Friday, August 6, 2010

On the half-tones of truth

It is perhaps an acknowledgement of whatever fairness is left in the system that C.G. Somiah managed to make it to the top echelons of the Indian Administrative Services without ever swerving from his values and convictions. Born in 1931, Somiah joined the IAS in 1953, beginning in Orissa and ending up in Delhi. It was from his father, a forest officer to whom he was deeply attached, that he internalised the value of honesty. Later, he forged a similar companionship with his wife, Indira, whose counsel he seeks in tricky work situations.

But one wishes he was more introspective on some of the situations he describes.

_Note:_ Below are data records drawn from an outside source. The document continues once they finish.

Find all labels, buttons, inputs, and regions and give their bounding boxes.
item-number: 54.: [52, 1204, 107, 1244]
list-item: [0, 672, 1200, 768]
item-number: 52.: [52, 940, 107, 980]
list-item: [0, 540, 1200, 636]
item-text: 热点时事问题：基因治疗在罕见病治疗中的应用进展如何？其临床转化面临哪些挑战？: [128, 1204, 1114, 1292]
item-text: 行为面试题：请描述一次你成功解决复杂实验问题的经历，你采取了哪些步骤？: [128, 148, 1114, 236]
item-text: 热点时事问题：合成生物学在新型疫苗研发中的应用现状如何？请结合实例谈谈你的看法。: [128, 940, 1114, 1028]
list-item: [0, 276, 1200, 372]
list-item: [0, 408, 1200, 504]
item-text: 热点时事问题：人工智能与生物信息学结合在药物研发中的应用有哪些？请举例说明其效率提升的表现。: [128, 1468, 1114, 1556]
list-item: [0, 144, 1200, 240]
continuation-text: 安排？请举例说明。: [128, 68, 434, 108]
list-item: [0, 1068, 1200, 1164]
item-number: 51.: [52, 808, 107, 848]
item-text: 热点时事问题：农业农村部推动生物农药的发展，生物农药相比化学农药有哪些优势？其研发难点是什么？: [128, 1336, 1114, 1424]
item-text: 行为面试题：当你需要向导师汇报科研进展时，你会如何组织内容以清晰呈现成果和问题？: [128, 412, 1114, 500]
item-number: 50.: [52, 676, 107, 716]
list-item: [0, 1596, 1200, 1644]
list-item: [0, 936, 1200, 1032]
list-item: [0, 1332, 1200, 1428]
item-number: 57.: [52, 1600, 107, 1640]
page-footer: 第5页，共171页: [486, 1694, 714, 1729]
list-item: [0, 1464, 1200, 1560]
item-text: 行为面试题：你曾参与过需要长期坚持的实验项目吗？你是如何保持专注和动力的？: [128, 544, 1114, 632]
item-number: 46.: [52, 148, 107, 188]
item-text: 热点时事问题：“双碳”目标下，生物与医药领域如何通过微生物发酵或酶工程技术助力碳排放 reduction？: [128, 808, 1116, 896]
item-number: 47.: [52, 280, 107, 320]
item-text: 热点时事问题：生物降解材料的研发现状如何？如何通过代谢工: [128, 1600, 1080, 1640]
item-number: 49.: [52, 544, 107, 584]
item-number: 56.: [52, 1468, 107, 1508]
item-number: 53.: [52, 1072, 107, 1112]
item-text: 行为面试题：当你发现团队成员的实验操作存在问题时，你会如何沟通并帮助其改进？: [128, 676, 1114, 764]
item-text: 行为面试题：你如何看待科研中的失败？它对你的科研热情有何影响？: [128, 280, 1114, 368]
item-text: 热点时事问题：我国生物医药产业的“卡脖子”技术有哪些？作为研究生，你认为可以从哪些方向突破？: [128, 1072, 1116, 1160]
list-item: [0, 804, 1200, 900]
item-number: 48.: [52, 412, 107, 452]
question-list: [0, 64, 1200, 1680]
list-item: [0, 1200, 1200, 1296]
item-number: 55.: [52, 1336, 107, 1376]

His struggle against the politician-contractor nexus on tendu leaves, for instance, which he won to a limited extent, is now a more serious problem in Orissa, stained with the blood of Maoist and state violence.

There are other passages that break through these self-imposed boundaries. Returning from Koraput, after the inauguration of a chromium factory, he reflects: “On the way back we passed by the Sunabeda where once a virgin forest stood!.... Instead of the twinkling lights of the new township, my eyes could only see the ancient forest that once occupied this land with majestic trees. This is the forest that I had once helped to uproot to make way for the township.” This ambivalence of the administrator, bereft of a universally accepted vision of development, still lingers. On the other hand, his spare style ensures that there is no sensationalising of the many exciting matters of state that could certainly have turned the book into a bestseller.